In 3 the head of the Institute himself (Zimmerman) came out personally to find the missing synth and though he had a bodyguard, the way the scientists are depicted in 4 (combat-averse agoraphobic germaphobes with sociopathy), such a thing would be unthinkable. Imagine if they were warrior-scholars with an artificial slave caste like some bizarro Sparta instead of what we got. Hell it's even implied the Institute = Commonwealth. Whilst Zimmerman does besmirch the Commonwealth as a war-torn hellhole, they're also well-off enough to have a police force. And what's more, the synth slavery isn't just institute exclusive.
Zimmerman:
Harkness, you say? Yes... Yes, that makes sense. He used to work for a special branch of the Commonwealth Police, after all... {caught by surprise}
Watts:
The movement I'm involved with, we help his kind escape their Commonwealth-imposed slavery. We help them... disappear. You understand?

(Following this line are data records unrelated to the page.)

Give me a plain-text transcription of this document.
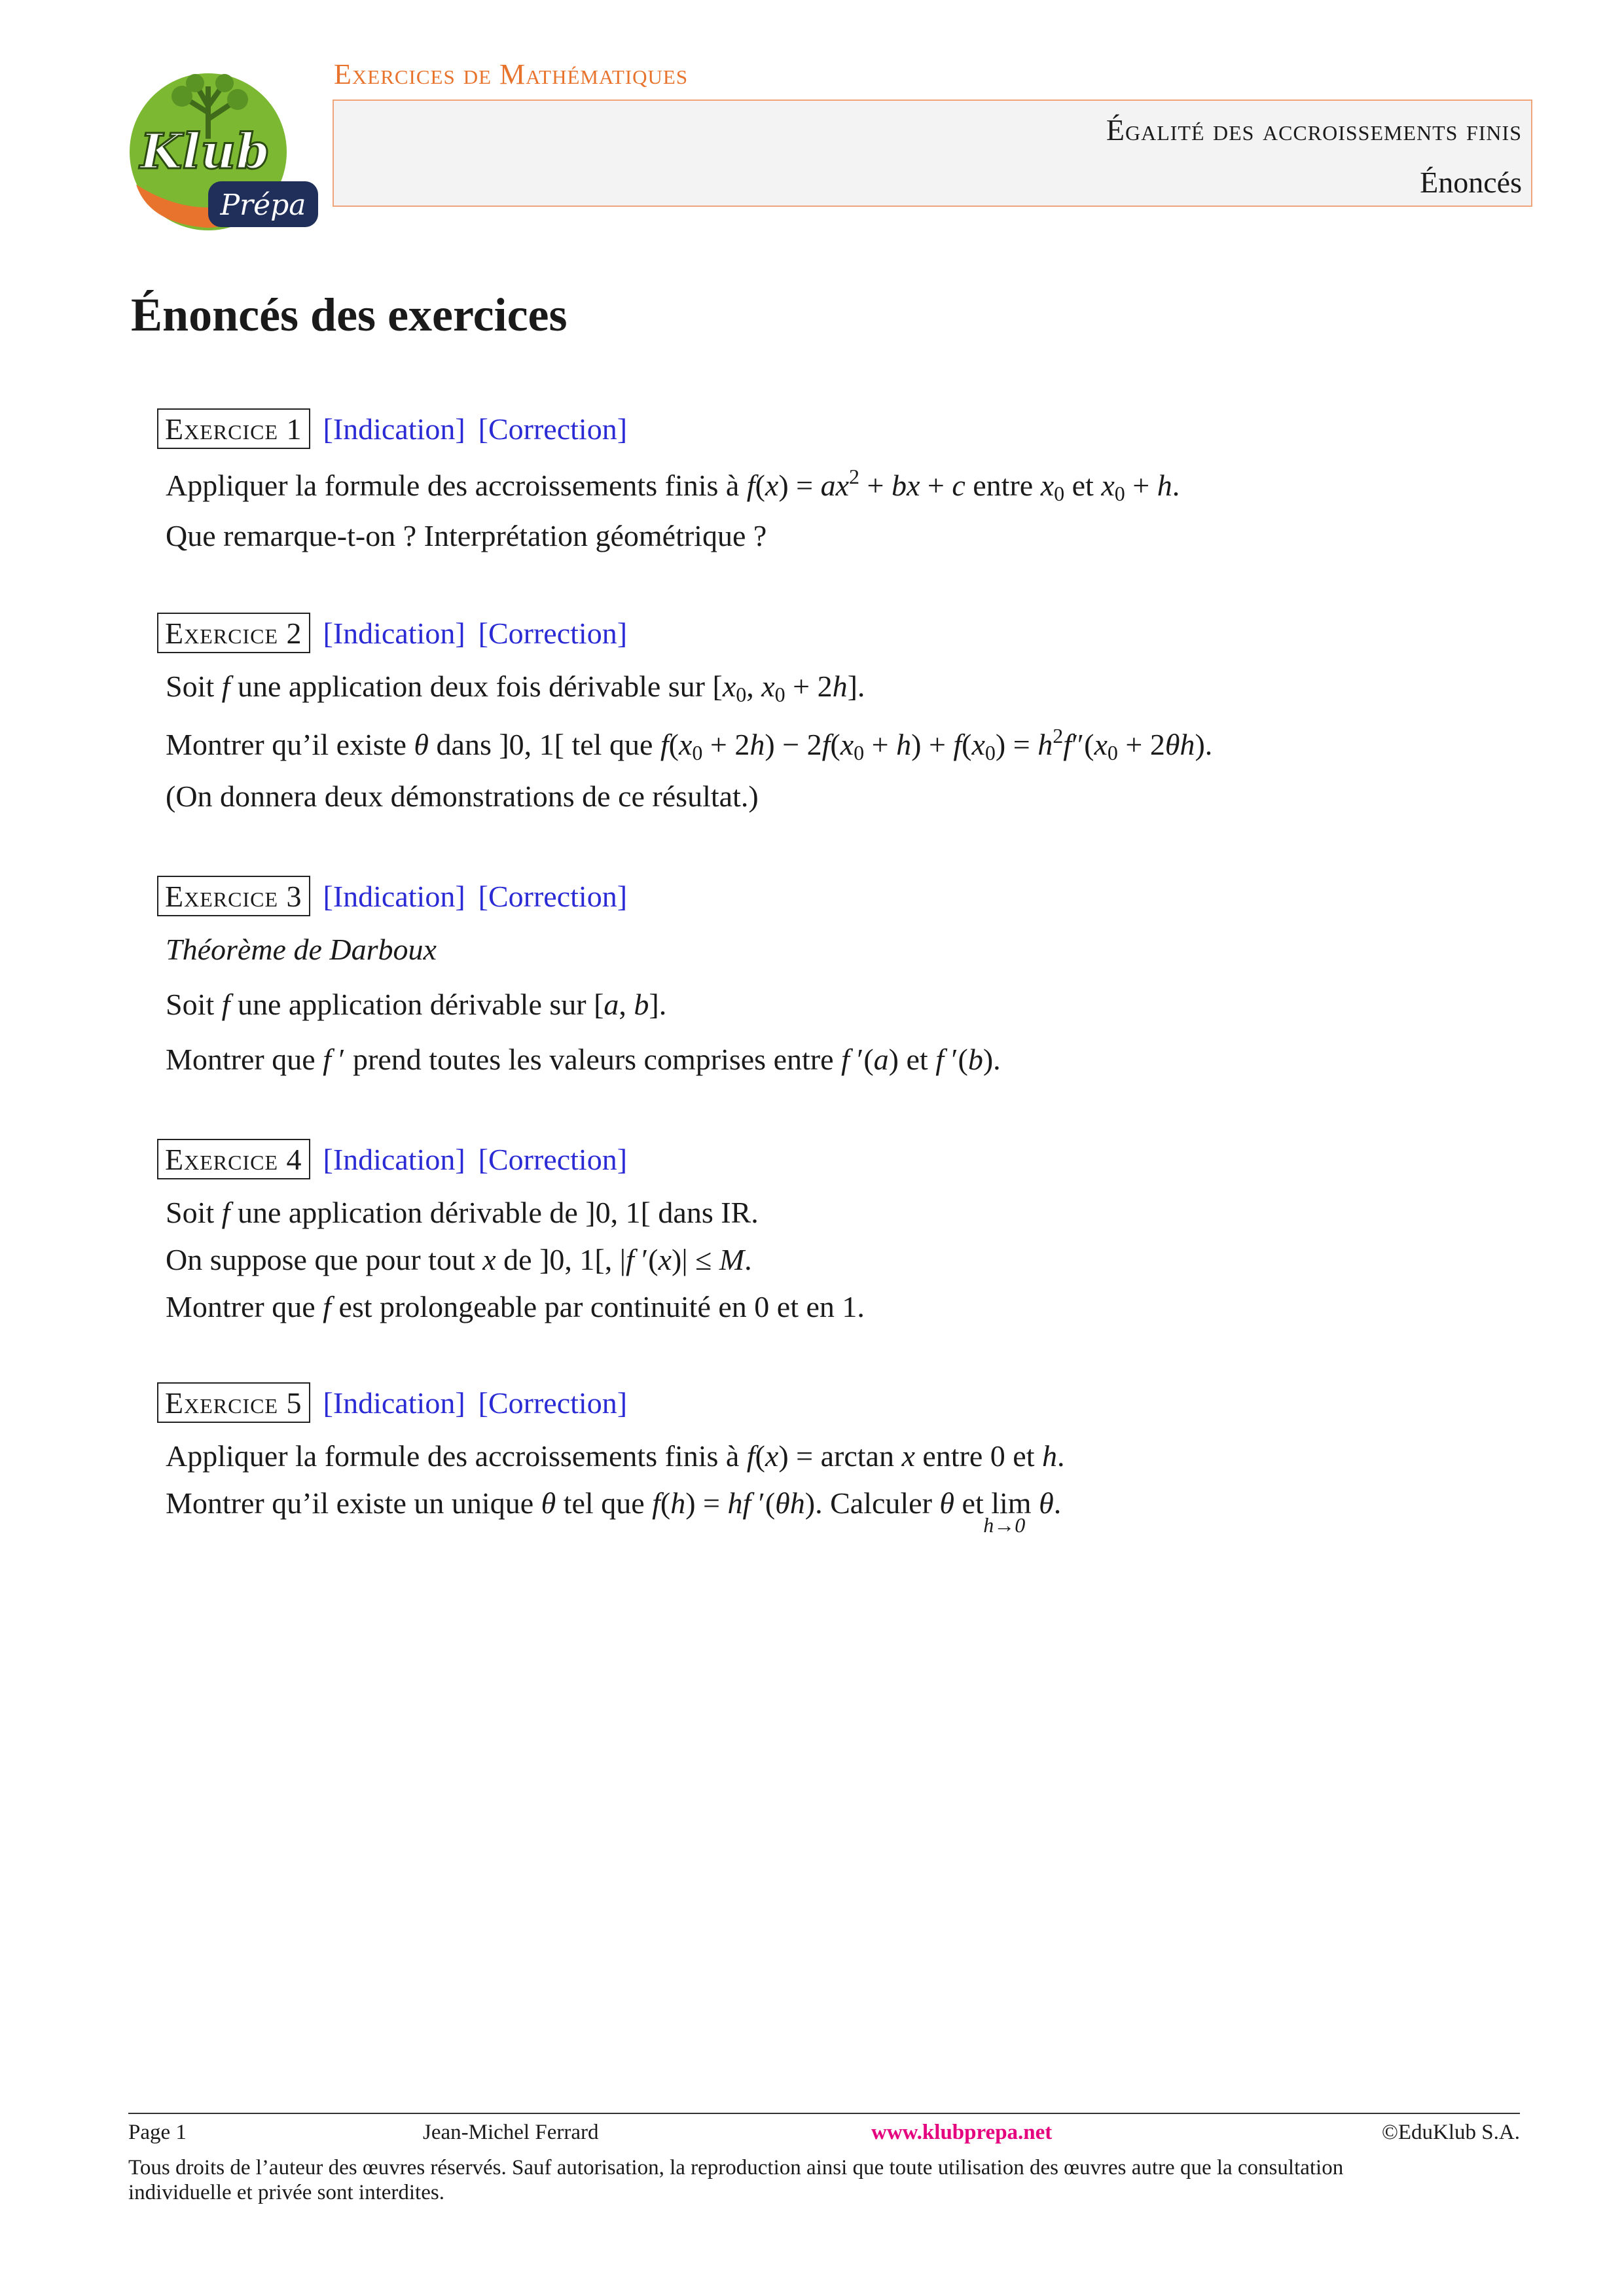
Klub
Prépa
Exercices de Mathématiques
Égalité des accroissements finis
Énoncés
Énoncés des exercices
Exercice 1 [Indication] [Correction]
Appliquer la formule des accroissements finis à $f(x) = ax^2$ + bx + c entre $x_0$ et $x_0 + h$.
Que remarque-t-on ? Interprétation géométrique ?
Exercice 2 [Indication] [Correction]
Soit f une application deux fois dérivable sur [$x_0$, $x_0 + 2h$].
Montrer qu’il existe θ dans ]0, 1[ tel que $f(x_0 + 2h) - 2f(x_0 + h) + f(x_0) = h^2f''(x_0 + 2\theta h)$.
(On donnera deux démonstrations de ce résultat.)
Exercice 3 [Indication] [Correction]
Théorème de Darboux
Soit f une application dérivable sur [a, b].
Montrer que f ′ prend toutes les valeurs comprises entre f ′(a) et f ′(b).
Exercice 4 [Indication] [Correction]
Soit f une application dérivable de ]0, 1[ dans IR.
On suppose que pour tout x de ]0, 1[, |f ′(x)| ≤ M.
Montrer que f est prolongeable par continuité en 0 et en 1.
Exercice 5 [Indication] [Correction]
Appliquer la formule des accroissements finis à f(x) = arctan x entre 0 et h.
Montrer qu’il existe un unique θ tel que f(h) = hf ′(θh). Calculer θ et lim
h→0
θ.
Page 1	Jean-Michel Ferrard	www.klubprepa.net	©EduKlub S.A.
Tous droits de l’auteur des œuvres réservés. Sauf autorisation, la reproduction ainsi que toute utilisation des œuvres autre que la consultation
individuelle et privée sont interdites.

(It's funny that Besthesda can't even imply some sort of civilisational development in their own lore. There's also the funny possibility that synths in F3 are built, sold to be slaves for other residents of the Commonwealth, but then escape their owners after a certain point due to their advanced AI, but then get recaptured by the Institute. Whether they're given back to the owner or are just kept thereafter for memory erasure and then re-sold at full price to a new owner is funny.)

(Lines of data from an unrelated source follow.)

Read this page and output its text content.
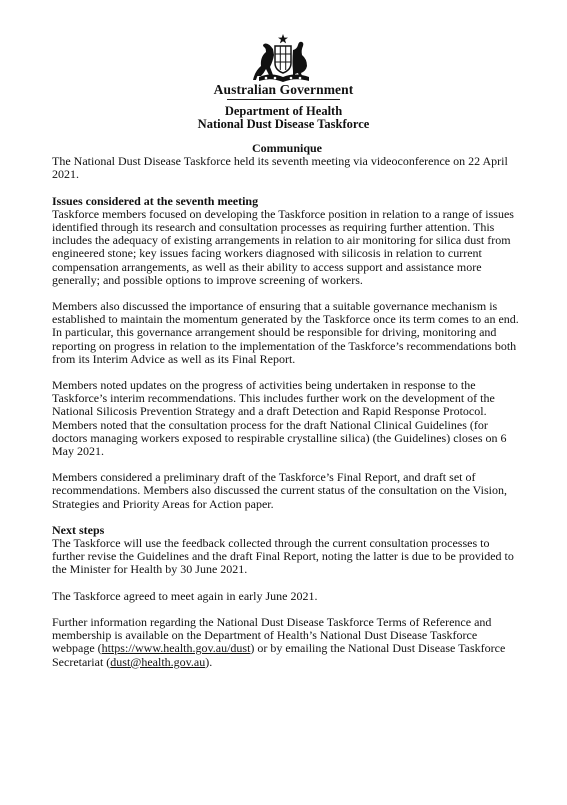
Australian Government
Department of Health
National Dust Disease Taskforce
Communique

The National Dust Disease Taskforce held its seventh meeting via videoconference on 22 April 2021.

Issues considered at the seventh meeting

Taskforce members focused on developing the Taskforce position in relation to a range of issues identified through its research and consultation processes as requiring further attention. This includes the adequacy of existing arrangements in relation to air monitoring for silica dust from engineered stone; key issues facing workers diagnosed with silicosis in relation to current compensation arrangements, as well as their ability to access support and assistance more generally; and possible options to improve screening of workers.

Members also discussed the importance of ensuring that a suitable governance mechanism is established to maintain the momentum generated by the Taskforce once its term comes to an end. In particular, this governance arrangement should be responsible for driving, monitoring and reporting on progress in relation to the implementation of the Taskforce’s recommendations both from its Interim Advice as well as its Final Report.

Members noted updates on the progress of activities being undertaken in response to the Taskforce’s interim recommendations. This includes further work on the development of the National Silicosis Prevention Strategy and a draft Detection and Rapid Response Protocol. Members noted that the consultation process for the draft National Clinical Guidelines (for doctors managing workers exposed to respirable crystalline silica) (the Guidelines) closes on 6 May 2021.

Members considered a preliminary draft of the Taskforce’s Final Report, and draft set of recommendations. Members also discussed the current status of the consultation on the Vision, Strategies and Priority Areas for Action paper.

Next steps

The Taskforce will use the feedback collected through the current consultation processes to further revise the Guidelines and the draft Final Report, noting the latter is due to be provided to the Minister for Health by 30 June 2021.

The Taskforce agreed to meet again in early June 2021.

Further information regarding the National Dust Disease Taskforce Terms of Reference and membership is available on the Department of Health’s National Dust Disease Taskforce webpage (https://www.health.gov.au/dust) or by emailing the National Dust Disease Taskforce Secretariat (dust@health.gov.au).
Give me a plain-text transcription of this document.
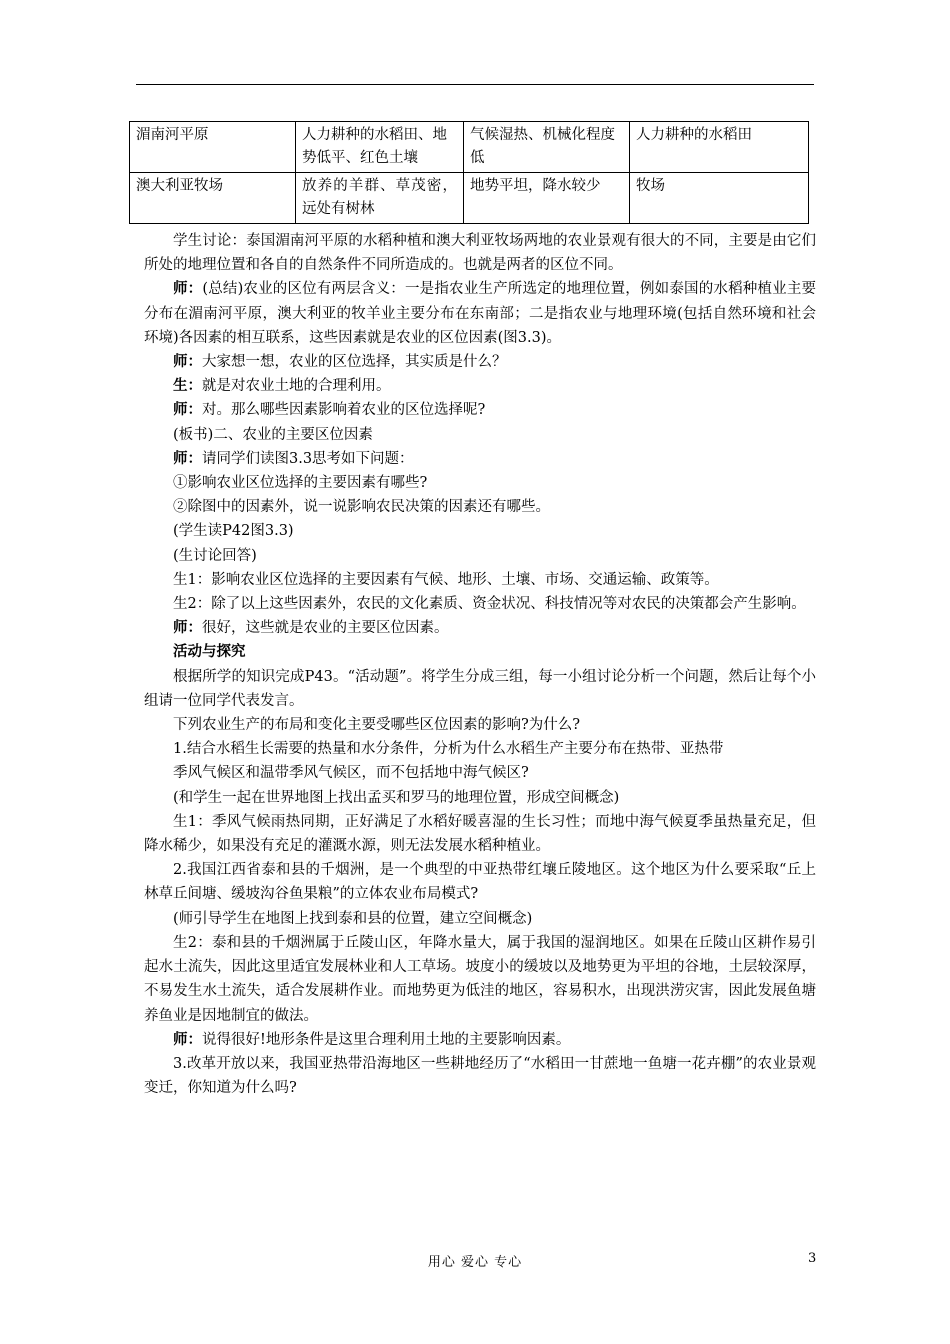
湄南河平原	人力耕种的水稻田、地势低平、红色土壤	气候湿热、机械化程度低	人力耕种的水稻田
澳大利亚牧场	放养的羊群、草茂密，远处有树林	地势平坦，降水较少	牧场

学生讨论：泰国湄南河平原的水稻种植和澳大利亚牧场两地的农业景观有很大的不同，主要是由它们所处的地理位置和各自的自然条件不同所造成的。也就是两者的区位不同。

师：(总结)农业的区位有两层含义：一是指农业生产所选定的地理位置，例如泰国的水稻种植业主要分布在湄南河平原，澳大利亚的牧羊业主要分布在东南部；二是指农业与地理环境(包括自然环境和社会环境)各因素的相互联系，这些因素就是农业的区位因素(图3.3)。

师：大家想一想，农业的区位选择，其实质是什么？

生：就是对农业土地的合理利用。

师：对。那么哪些因素影响着农业的区位选择呢?

(板书)二、农业的主要区位因素

师：请同学们读图3.3思考如下问题：

①影响农业区位选择的主要因素有哪些?

②除图中的因素外，说一说影响农民决策的因素还有哪些。

(学生读P42图3.3)

(生讨论回答)

生1：影响农业区位选择的主要因素有气候、地形、土壤、市场、交通运输、政策等。

生2：除了以上这些因素外，农民的文化素质、资金状况、科技情况等对农民的决策都会产生影响。

师：很好，这些就是农业的主要区位因素。

活动与探究

根据所学的知识完成P43。“活动题”。将学生分成三组，每一小组讨论分析一个问题，然后让每个小组请一位同学代表发言。

下列农业生产的布局和变化主要受哪些区位因素的影响?为什么?

1.结合水稻生长需要的热量和水分条件，分析为什么水稻生产主要分布在热带、亚热带

季风气候区和温带季风气候区，而不包括地中海气候区?

(和学生一起在世界地图上找出孟买和罗马的地理位置，形成空间概念)

生1：季风气候雨热同期，正好满足了水稻好暖喜湿的生长习性；而地中海气候夏季虽热量充足，但降水稀少，如果没有充足的灌溉水源，则无法发展水稻种植业。

2.我国江西省泰和县的千烟洲，是一个典型的中亚热带红壤丘陵地区。这个地区为什么要采取“丘上林草丘间塘、缓坡沟谷鱼果粮”的立体农业布局模式?

(师引导学生在地图上找到泰和县的位置，建立空间概念)

生2：泰和县的千烟洲属于丘陵山区，年降水量大，属于我国的湿润地区。如果在丘陵山区耕作易引起水土流失，因此这里适宜发展林业和人工草场。坡度小的缓坡以及地势更为平坦的谷地，土层较深厚，不易发生水土流失，适合发展耕作业。而地势更为低洼的地区，容易积水，出现洪涝灾害，因此发展鱼塘养鱼业是因地制宜的做法。

师：说得很好!地形条件是这里合理利用土地的主要影响因素。

3.改革开放以来，我国亚热带沿海地区一些耕地经历了“水稻田一甘蔗地一鱼塘一花卉棚”的农业景观变迁，你知道为什么吗?

用心 爱心 专心	3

The Railroad was pretty much fucked from inception but wasn't as fucked as 4s. We knew it was dedicated to freeing other androids but does free non-androids too when they can. The "synth-first and only" policy of 4's Railroad was crippling conceptually.
Watts:
Yes, if we are able. But there are others in the Wasteland who assist in the plight of human slaves. Our android brethren have only us.

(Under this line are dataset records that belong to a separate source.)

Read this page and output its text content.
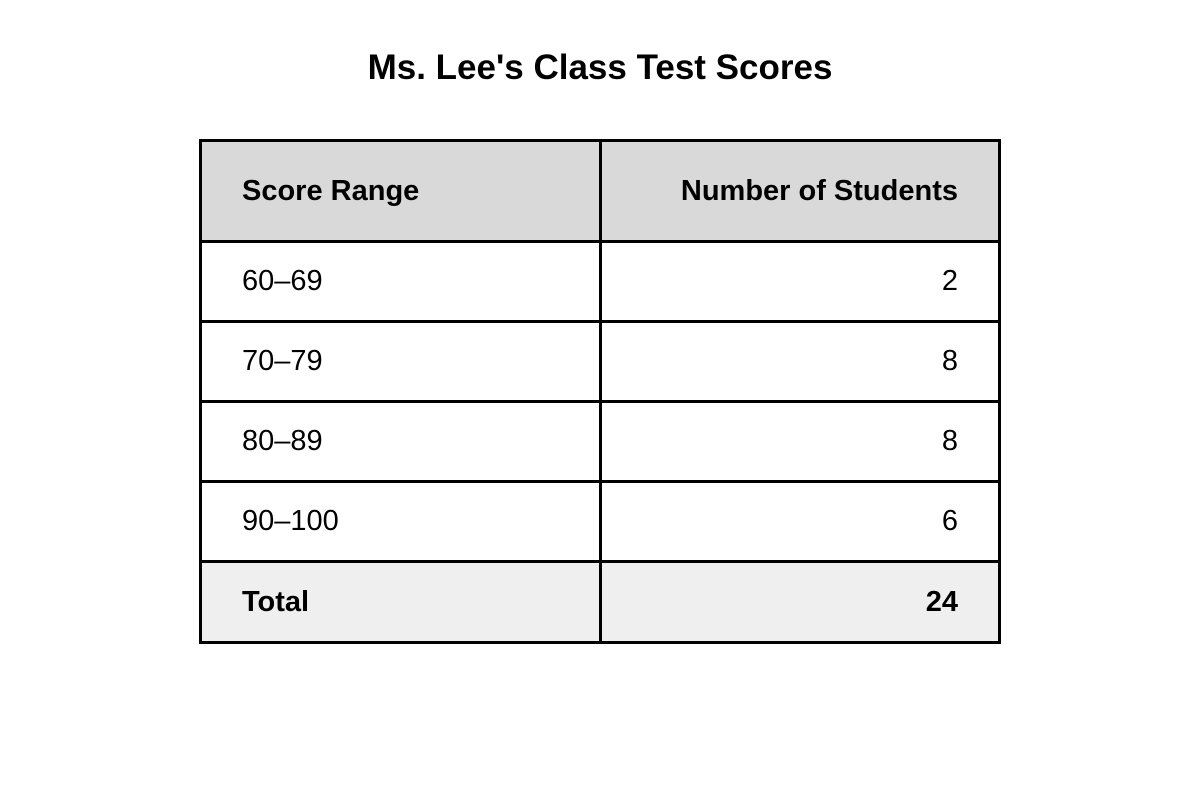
Ms. Lee's Class Test Scores
Score Range	Number of Students
60–69	2
70–79	8
80–89	8
90–100	6
Total	24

(I'm not sure if Watts implies she's an Android too and escaped Androids then become "human" but whatever, it's basically retconned now)
After their ending in 4 they basically become Witness Protection but for synths. Trying to make the Railroad work as a faction is basically what crippled 4's story and you can more or less tie every issue with 4's plot after the Shaun reveal to trying to make The Institute and Commonwealth's treatment of Synths problematic enough to justify the Railroad's existence. They did this by making synth slavery parallel with IRL slavery of blacks (also force that symbolism), which'd require it to be in the same scale, which required more or less retconning what we learn in 3 of android construction because "easily replicated" = "3d printed, no biggie".
"This particular android... Designation A3-21, is... different. Special. The most advanced synthetic humanoid I've ever developed. The others, like my escort Armitage there, are all older models. Easily replicated. Ah, but A3-21... it would take years to recreate him! So you see, this android MUST be located. At all costs. The others are all... acceptable losses. But A3-21, he is... irreplaceable."
Maybe it's the way it's phrased or my particular reading, but "acceptable losses" does not mean "replicable on a mass scale" but that's just me.
There's a universe out there were Fallout 4 bucks the trend of prior entries and instead of walking out into a shithole, the protag wakes up surrounded by civilisation, maybe a city built around the entrance itself and awed spectators greet the man/woman from the Vault that suddenly opened. It wouldn't be hard to show the marketting all stereotypical, wasteland exploration but keep the actual circumstances of this particular wasteland a secret. Starfield's entire (lied about) schtick as being an explorer on the frontier is better replicable in Fallout, but I'll stop here before I ramble.
Playing Uranium Fever TTW modlist from Wabbajack, going through Fallout 3.
Fuck this POS. I lost 200 xp trying to kill him. Can't even wear his armour yet.